The district's tax rate of $3.88 per $100 equalized assessed valuation is the lowest in Madison County, Director of Business Management Chris Hagen said. The bond issue would cost the owner of a $100,000 home $10 to $50 more per year in property taxes, depending on the repayment schedule. Hagen said now is a good time to borrow because interest rates are expected to increase in the next six months.
About 30 people attended the hearing, and four of the five speakers asked the district to reconsider the plan.
Jeremy Plank said the district shouldn't be borrowing when its revenues are up. He cited the Edwardsville School District's problems asking voters for more money after the district borrowed to fund facility projects.
“To take on additional debt... should be one of the last options considered given the fund balance of the district,” Plank said.
Madison County Board member Mick Madison, who represents part of the school district, said legal notices advertising the bond issue didn't include the word “Roxana.”
“It sure gives the appearance you were trying to slide this bond issue through without anyone noticing,” he said.
Madison said the public should vote on issuing new debt.
“We should all have a say in what we get to do with that money,” he said.
Melissa Erker, a spokeswoman for WRB Refinery, which provides 74 percent of the district's property tax revenue, said working cash funds are typically not used for capital projects.
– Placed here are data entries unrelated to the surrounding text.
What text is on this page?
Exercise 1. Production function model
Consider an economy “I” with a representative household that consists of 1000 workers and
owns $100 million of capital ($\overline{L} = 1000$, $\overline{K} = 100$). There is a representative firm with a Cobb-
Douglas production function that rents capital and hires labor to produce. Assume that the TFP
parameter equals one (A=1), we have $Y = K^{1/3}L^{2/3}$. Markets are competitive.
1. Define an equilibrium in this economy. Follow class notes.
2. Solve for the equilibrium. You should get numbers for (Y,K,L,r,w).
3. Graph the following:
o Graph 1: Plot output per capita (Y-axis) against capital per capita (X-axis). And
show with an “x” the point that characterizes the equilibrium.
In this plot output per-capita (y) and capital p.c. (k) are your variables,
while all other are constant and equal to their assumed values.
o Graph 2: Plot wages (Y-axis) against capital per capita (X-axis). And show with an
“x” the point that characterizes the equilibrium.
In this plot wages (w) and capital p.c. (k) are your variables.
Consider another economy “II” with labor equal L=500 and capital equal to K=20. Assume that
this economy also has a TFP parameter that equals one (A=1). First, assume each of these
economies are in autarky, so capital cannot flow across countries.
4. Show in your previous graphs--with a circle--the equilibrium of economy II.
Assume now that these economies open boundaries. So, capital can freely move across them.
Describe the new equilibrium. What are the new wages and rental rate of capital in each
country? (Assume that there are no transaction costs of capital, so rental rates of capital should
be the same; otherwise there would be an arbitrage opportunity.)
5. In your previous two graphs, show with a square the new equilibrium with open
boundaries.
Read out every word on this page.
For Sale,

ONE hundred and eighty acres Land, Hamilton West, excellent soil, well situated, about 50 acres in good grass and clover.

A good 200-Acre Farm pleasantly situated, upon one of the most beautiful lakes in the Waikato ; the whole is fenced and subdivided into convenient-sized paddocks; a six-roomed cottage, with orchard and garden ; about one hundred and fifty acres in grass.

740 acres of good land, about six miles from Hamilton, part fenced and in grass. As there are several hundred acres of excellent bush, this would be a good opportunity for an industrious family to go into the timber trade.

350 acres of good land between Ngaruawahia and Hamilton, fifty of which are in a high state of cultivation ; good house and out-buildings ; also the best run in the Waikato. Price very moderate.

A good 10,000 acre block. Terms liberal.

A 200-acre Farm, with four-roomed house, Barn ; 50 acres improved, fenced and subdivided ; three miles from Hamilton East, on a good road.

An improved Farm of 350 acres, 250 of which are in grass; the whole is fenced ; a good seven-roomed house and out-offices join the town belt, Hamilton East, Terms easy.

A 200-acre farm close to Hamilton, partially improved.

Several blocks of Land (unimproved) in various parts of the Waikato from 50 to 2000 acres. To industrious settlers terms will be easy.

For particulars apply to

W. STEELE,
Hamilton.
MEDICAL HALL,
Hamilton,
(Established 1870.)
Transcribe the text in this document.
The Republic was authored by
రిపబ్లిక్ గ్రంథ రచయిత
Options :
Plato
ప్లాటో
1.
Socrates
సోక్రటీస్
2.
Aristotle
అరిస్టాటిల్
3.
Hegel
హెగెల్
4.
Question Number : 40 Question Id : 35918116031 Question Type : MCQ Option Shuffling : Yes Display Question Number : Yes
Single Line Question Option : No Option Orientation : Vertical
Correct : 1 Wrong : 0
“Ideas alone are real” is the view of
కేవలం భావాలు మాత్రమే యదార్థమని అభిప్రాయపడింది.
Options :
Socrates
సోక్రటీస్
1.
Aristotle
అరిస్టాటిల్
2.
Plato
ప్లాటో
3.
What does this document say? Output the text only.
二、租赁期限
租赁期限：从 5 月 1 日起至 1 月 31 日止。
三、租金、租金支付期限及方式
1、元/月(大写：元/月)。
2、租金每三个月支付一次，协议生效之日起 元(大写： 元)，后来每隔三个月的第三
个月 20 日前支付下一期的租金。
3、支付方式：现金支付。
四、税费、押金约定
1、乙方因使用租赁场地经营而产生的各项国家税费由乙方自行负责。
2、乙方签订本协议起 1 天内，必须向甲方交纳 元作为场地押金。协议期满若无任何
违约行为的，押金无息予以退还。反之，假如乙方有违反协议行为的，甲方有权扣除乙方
The Madison County Board of Review increased the refinery's assessed value to $441 million after an expansion project.
“We would ask that the board think about this … and change the process so it's open to the public,” Erker said.
An employee of the Edwardsville School District said residents should trust the school board to take the best course of action based on research.
“It is so important for our young people,” she said. “We need good schools.”
Board member Steve Palen said the board will consider publishing new ads with clearer wording. The district has no control over the wording of legal notices.
The board will not vote on the bond issue until its March meeting.